Der neue Bericht zur deutschlandweiten Breitbandmessung der Bundesnetzagentur liegt vor und weist ernüchternde Ergebnisse auf. Auch im dritten Jahr "zeigen sich wenig Veränderungen", bedauert der Präsident der Regulierungsbehörde, Jochen Homann. "Über alle Bandbreiteklassen und Anbieter hinweg erreichen Kunden erneut oft nicht die maximale Geschwindigkeit, die ihnen in Aussicht gestellt wurde."

Die Ergebnisse fielen bei einzelnen Bandbreiten und zwischen den Anbietern zwar unterschiedlich aus, erklärte Homann. Letztlich sieht er angesichts des Gesamtresultats aber "nach wie vor Handlungsbedarf bei den Breitbandanbietern". Im Kern zeigten sich keine Fortschritte gegenüber den Vorjahren.

Über alle Klassen und Provider hinweg erhielten im Download 71,3 Prozent der Nutzer mindestens die Hälfte der vertraglich vereinbarten maximalen Datenübertragungsrate. Nur 12,8 Prozent der Nutzer stand diese voll zur Verfügung oder wurde noch überschritten. Gegenüber dem Vorjahreszeitraum sind die Werte annähernd gleich geblieben: Laut dem jüngsten Bericht für 2016/17 konnten 71,6 Prozent der Kunden zumindest mit "halber Kraft" das Internet nutzen, 12 Prozent verfügten mindestens über die volle vereinbarte maximale Geschwindigkeit.

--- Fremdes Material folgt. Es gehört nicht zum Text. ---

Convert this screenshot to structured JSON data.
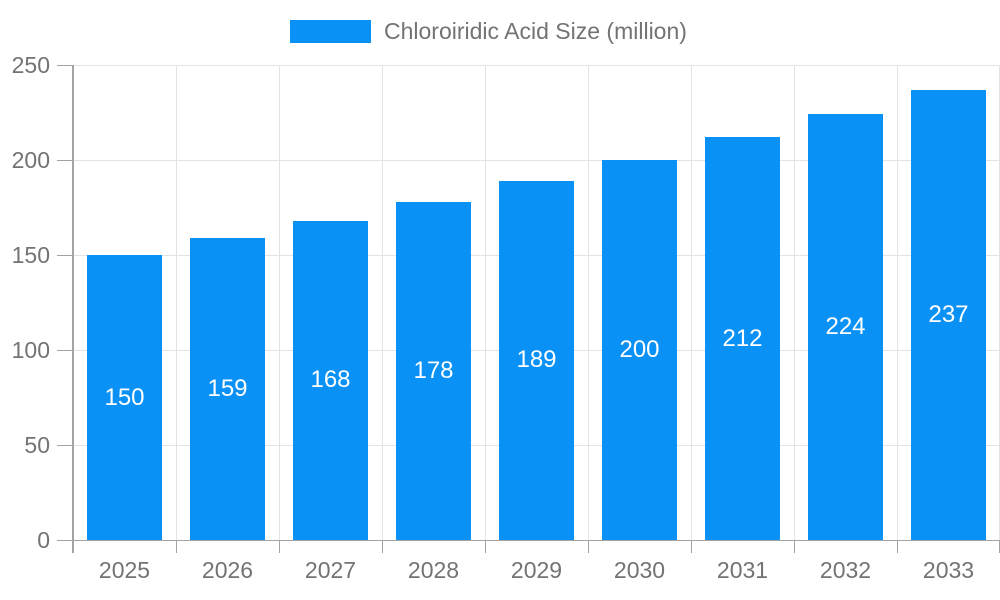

Je nach Bandbreiteklasse erreichten 4,1 bis 24,8 Prozent der Endkunden 100 Prozent und mehr der vertraglich zugesicherten Höchstübertragungsrate. Der niedrigste Wert wurde wieder im überwiegend von ADSL-Anschlüssen geprägten Bereich zwischen 8 und 18 Mbit/s erzielt. Auch unter den Zugangsanbietern waren die Unterschiede wieder groß. Im Tagesverlauf fiel erneut insbesondere in der Bandbreiteklasse 200 bis 500 Mbit/s die Leistung in der abendlichen Spitzenzeit stark ab.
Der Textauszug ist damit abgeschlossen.